Bunlardan birisi, İstanbul Sağlık Müdürüyken 'Yenidoğan çetesine' kılını kıpırdatmayıp ve aylar boyunca güya 'soruşturma' için bebeklerin ölümüne seyirci kalmış sağlık paratoneridir. 'Eğer çocuğunuz yoksa aile olamıyorsunuz, sadece karı koca oluyorsunuz' diyor. Yahu sen doktorsun. Bu ülkede çocuk sahibi olamayan aileleri, aileden saymayan bu cehalet nedir? Bu ne kadar çirkin, ne kadar rencide edici bir tariftir? Mustafa Kemal Atatürk'ün de çocuğu yoktu ama büyük Türk milleti hala onun evladı olmaya devam ediyor. Yazıklar olsun seni bakan yapana çünkü milletin değerleriyle buluşamamış insanlara bu vazifeleri verirseniz karşılaşacağınız sonuç bu olur. Bir diğeri okullara sabun koymaktan aciz Milli Eğitim Bakanı. Milli eğitimi sivil toplum kuruluşu dediği sözde tarikat ama özde bir takım dümenciye peşkeş çeken ve eğitim camiasının da nefret paratoneri. İktidar değişikliğinde başörtüsü yasaklanacakmış, öyle diyor. Kadınlarımızın, genç kızlarımızın başörtülerini sömürmekten, başörtülerinin ardına sığınmaktan bir türlü vazgeçemediler. Milli Eğitime bakanlık yapan bu zatın ettiği bir başka laf var, '20 yıl önce Türkiye’de köy okulu yoktu' diyor. Allah seni ıslah etsin. Sen, ne zaman Milli Eğitim Bakanlığı yapabilirsin, biliyor musun, ancak okullar olmasa yapabilirsin. Bu başörtüsü yasağının ilk geldiği dönemler 28 Şubat dönemi değil, 1989 yılında başörtüsü yasağına ilk karşı koyan bizleriz. Bugün kahraman gezenler başörtüsü yasağı geldiğinde vesayet korkusundan masa altında saklanırken yasağa karşı ilk boykotu baylatan kişidir Müsavat Dervişoğlu. Milletin milli ve manevi değerlerini sömürme döneminiz bitmiştir.
"ŞEYTANIN DA YAPAY ZEKANIN DA AKLINA GELMEZ''
Bu paratonerler ekibi bir şahane. Millet iradesinin tecelligahı TBMM'ye başkanlık eden zatın sözlerini hatırlayın, ne dedi; 'Devletin ülkesi ve milleti olmaz' dedi. Millet iradesinin evinde, milleti yok sayan bir Meclis Başkanı var karşımızda.

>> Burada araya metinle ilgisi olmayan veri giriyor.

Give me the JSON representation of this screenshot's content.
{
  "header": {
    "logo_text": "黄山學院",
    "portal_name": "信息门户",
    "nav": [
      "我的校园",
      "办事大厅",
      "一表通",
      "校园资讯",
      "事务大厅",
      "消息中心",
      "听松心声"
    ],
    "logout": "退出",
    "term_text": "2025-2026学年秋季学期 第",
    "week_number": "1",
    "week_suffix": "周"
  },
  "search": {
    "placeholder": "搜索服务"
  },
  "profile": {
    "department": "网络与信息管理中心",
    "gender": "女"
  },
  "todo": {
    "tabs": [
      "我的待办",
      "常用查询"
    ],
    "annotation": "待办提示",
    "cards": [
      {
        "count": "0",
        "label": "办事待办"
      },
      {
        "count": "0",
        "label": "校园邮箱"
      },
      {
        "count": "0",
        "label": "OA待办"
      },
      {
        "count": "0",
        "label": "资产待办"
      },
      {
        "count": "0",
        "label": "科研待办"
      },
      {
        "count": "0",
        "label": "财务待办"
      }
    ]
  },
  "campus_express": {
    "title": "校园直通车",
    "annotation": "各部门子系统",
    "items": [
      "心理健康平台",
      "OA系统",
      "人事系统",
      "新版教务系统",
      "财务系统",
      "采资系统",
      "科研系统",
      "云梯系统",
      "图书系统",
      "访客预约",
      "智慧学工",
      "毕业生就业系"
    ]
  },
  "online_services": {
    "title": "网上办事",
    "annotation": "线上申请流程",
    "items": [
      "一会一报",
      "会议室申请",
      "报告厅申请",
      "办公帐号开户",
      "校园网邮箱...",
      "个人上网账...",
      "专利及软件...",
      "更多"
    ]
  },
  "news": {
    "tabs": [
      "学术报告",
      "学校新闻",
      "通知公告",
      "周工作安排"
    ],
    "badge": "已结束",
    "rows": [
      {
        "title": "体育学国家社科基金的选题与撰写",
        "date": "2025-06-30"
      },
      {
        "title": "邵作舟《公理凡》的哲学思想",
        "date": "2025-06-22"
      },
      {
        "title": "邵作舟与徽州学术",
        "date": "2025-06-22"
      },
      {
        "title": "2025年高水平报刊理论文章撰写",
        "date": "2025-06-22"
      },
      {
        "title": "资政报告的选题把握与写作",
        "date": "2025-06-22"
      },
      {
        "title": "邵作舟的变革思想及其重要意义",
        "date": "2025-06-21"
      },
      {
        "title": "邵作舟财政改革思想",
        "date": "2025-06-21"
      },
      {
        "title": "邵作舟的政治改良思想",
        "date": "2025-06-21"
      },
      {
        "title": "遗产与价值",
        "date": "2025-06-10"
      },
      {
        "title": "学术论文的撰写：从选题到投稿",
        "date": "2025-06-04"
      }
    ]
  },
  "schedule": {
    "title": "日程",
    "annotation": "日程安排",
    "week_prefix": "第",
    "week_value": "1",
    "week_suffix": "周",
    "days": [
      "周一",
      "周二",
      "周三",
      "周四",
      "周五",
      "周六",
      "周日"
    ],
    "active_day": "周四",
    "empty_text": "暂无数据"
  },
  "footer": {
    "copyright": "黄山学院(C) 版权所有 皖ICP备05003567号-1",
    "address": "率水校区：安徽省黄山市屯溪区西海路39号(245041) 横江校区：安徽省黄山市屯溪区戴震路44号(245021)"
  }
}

Fikrine katılırsınız katılmazsınız, milletten alınan mazbatayı göz göre göre gasbeden bu zat, bu aralar yapay zekaya takmış durumdadır. 'Yapay zeka, şeytani bir oyunun parçası olabilir' diyor. 'Yapay zeka gözyaşının değerini bilir mi' diye soruyor. 'Yapay zeka, sevincin kederden nasıl ayrılabileceğini bize anlatabilir mi' diye merak ediyor. Bir yolunu bulsalar siyasette duygu sömürmek için yapay zekayı kullanacaklar gibi geliyor bana. Yani siz bunca hataya, bunca yanlışa, bunca kandırılmaya rağmen yapay olmayan zekanızla tek bir özür dilediniz mi de yapay zekayı hızara veriyorsunuz? Yapay zeka, o dediklerinizi belki bilmez ve anlamaz ama emin olduğum bir şey var. Mesela; yapay zeka mazbata gasbetmez. Yapay zeka devletini, ülkesi, milleti ve bayrağını eminim çok daha iyi bilir. Yapay zekada şeytanlık aramayın. Gerçekleşmeyen darbeden OHAL çıkarıp, OHAL’de de rejim değiştirmek şeytanın da yapay zekanın da aklına gelmez. Bir şeytanlık arıyorsanız beslediğiniz ihanet şebekesinin kalkışmasından tek adamlık çıkaran kurnazlığa bakın. Çünkü Türkiye’yi mahkum ettiğiniz bu tek adam düzeni, şeytanlığın ta kendisidir.